Performa kandang menjadi perhatian utama. Spurs hanya menang dua kali dari 13 laga Liga Inggris di Tottenham Hotspur Stadium.
Catatan itu termasuk yang terburuk musim ini. Hanya Wolverhampton Wanderers yang berada di posisi ke-20 memiliki jumlah kemenangan kandang lebih sedikit.
Manajemen Tottenham menyampaikan terima kasih atas kontribusi Thomas Frank. Klub menyebut apresiasi atas upayanya membawa tim melangkah maju.

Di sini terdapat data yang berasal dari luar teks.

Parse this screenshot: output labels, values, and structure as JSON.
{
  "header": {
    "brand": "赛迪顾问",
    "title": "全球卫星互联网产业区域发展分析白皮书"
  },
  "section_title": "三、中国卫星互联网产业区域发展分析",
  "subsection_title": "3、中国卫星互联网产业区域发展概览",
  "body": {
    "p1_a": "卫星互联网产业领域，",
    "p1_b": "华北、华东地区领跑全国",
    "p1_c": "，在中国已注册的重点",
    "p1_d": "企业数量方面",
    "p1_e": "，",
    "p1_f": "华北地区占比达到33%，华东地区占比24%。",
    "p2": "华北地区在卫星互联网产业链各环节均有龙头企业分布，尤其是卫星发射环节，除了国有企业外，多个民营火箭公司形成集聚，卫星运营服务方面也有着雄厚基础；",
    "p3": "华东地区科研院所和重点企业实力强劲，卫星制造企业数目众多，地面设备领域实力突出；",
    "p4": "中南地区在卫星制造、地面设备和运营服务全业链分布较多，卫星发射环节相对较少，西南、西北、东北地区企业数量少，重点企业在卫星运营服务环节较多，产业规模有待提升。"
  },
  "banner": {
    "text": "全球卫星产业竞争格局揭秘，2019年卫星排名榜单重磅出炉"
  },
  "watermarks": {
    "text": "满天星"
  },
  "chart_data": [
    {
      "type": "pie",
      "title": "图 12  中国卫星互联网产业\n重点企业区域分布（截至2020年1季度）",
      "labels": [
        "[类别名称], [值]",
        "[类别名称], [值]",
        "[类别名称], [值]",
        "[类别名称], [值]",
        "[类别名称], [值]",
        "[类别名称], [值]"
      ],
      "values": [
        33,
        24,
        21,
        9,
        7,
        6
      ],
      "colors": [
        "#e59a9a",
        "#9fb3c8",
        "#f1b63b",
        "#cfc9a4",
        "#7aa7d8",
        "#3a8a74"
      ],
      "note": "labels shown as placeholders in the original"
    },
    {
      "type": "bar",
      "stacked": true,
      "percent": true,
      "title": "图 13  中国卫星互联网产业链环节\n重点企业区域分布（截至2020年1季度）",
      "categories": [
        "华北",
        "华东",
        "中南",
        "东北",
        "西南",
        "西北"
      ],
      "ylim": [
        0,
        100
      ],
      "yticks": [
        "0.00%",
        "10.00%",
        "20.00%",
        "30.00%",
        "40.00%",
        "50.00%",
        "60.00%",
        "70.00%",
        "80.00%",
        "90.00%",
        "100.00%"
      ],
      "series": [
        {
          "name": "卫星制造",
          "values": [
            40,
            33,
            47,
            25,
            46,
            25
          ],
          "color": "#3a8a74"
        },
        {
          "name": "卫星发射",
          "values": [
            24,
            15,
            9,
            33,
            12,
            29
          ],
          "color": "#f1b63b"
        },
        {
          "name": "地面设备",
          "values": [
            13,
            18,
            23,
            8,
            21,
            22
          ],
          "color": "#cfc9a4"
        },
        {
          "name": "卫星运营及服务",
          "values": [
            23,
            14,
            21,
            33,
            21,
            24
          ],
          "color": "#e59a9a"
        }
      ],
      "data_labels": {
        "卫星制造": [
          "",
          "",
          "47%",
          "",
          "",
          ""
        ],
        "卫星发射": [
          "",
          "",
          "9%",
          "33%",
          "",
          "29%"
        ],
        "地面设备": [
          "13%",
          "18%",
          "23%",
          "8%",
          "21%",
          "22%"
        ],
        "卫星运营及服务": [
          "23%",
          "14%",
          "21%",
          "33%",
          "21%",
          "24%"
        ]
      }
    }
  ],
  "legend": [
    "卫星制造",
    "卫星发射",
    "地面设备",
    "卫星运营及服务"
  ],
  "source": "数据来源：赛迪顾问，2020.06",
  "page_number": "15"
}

Namun hingga pengumuman resmi tersebut dirilis, belum ada kejelasan siapa yang akan menangani tim saat menghadapi Arsenal dalam derby London Utara akhir bulan ini.
Situasi ini menempatkan Tottenham dalam fase krusial. Pergantian pelatih di tengah musim menjadi langkah penting untuk menghindari ancaman degradasi dan memperbaiki posisi di Liga Inggris.